Do you see any possibility of Sri Lanka successfully claiming adequate compensation over the already obtained extremely insufficient interim claim of USD 3.6mn?
A: As an expert in this area of pollution damage, and having researched on spill related civil liability and compensation, I cannot be convinced of what the country has gained till now. I can bravely state that we have lost the opportunity though I have been pushing the State authorities to obtain adequate compensation. In relation to the type of damages caused by X-press Pearl, the MPPA being the principle legislative enactment does not provide any proviso to let the shipowner/P&I to limit its’ liability to any amount. This advantage can also be viewed as a detriment to the shipping industry where right to limit even under the prevalence of a strict liability regime, entitles shipowners/P&I to rely on the same.

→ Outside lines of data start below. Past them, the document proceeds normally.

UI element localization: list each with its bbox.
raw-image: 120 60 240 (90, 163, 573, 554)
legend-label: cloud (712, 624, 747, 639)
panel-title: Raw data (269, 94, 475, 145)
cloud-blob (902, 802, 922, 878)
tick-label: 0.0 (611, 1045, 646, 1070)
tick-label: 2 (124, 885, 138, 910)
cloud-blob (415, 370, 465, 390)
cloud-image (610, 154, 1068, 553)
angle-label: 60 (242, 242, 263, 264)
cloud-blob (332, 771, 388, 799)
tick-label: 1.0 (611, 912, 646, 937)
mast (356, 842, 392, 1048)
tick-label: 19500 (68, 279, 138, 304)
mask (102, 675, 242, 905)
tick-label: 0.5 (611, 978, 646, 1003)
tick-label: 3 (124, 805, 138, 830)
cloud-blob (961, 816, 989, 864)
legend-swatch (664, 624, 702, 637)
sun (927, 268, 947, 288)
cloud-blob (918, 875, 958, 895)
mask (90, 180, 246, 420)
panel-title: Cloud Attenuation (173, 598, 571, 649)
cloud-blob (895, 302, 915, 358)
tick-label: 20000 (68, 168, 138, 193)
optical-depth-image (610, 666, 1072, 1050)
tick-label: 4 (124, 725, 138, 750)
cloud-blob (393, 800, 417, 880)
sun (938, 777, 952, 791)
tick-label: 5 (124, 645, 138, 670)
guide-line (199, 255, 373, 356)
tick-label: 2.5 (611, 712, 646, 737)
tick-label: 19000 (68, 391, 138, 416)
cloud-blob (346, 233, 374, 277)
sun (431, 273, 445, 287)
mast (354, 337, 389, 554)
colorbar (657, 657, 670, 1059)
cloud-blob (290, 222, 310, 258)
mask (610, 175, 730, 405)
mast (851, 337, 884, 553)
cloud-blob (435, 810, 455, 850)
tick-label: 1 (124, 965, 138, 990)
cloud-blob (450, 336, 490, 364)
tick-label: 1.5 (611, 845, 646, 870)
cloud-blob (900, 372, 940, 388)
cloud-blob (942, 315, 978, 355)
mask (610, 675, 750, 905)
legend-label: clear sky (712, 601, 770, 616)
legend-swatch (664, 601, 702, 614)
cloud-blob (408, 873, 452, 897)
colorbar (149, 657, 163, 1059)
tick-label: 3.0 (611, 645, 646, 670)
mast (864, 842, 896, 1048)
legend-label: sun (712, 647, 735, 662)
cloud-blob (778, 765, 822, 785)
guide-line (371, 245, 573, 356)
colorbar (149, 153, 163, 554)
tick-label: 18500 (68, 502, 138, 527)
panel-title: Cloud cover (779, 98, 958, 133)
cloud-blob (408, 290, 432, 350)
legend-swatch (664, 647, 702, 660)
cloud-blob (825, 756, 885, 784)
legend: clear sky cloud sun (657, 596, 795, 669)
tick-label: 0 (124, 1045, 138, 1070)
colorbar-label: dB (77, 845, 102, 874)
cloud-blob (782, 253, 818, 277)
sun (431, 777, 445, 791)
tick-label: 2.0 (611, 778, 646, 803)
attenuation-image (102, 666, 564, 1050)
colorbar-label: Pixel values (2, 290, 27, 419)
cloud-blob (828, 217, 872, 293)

However, due to the fact that Sri Lanka is not a party to the Conventions on the Limitation of Liability for Maritime Claims 1976 or 19996, and not having any legal provisions domestically in relation to such limitations, the country could have gone to the accepted upper limits. It is sad that the law implementing authorities as well as the Attorney-General’s Department overlooked this opportunity, and failed to obtain any security in the nature of guarantee or LOU from the P&I thus depriving the State from obtaining the necessary safeguards either through court or administratively.
Had our relevant authorities taken the necessary steps in obtaining such securities, the COPE wouldn’t have any ground to blame MEPA on that day. Even in the process of removing the wreck and its debris, the authorities have failed to secure the wreck removal insurance from the P&I Club amidst the fact that the DGMS has all the powers to do so under the Merchant Shipping Act having the custodianship of the vessel’s documents and being the receiver of the ship. At this juncture, I have doubts whether the ship indeed had proper validated policies in respect of the HNS type carriage of cargo and specific insurance policies to cover its’ liabilities against such wreck.
Therefore, the authorities should attend to these matters without fail before it could be questioned by the COPE at a future instance, and also in the fundamental rights case filed by the Centre for Environmental Justice before the Supreme Court. Whatever it is, I wish to place on record that the damage caused to the marine environment of our country is irreparable, and any involvement of a ball game by responsible authorities, if it may appear, should be duly handled for the sake of the country’s gain.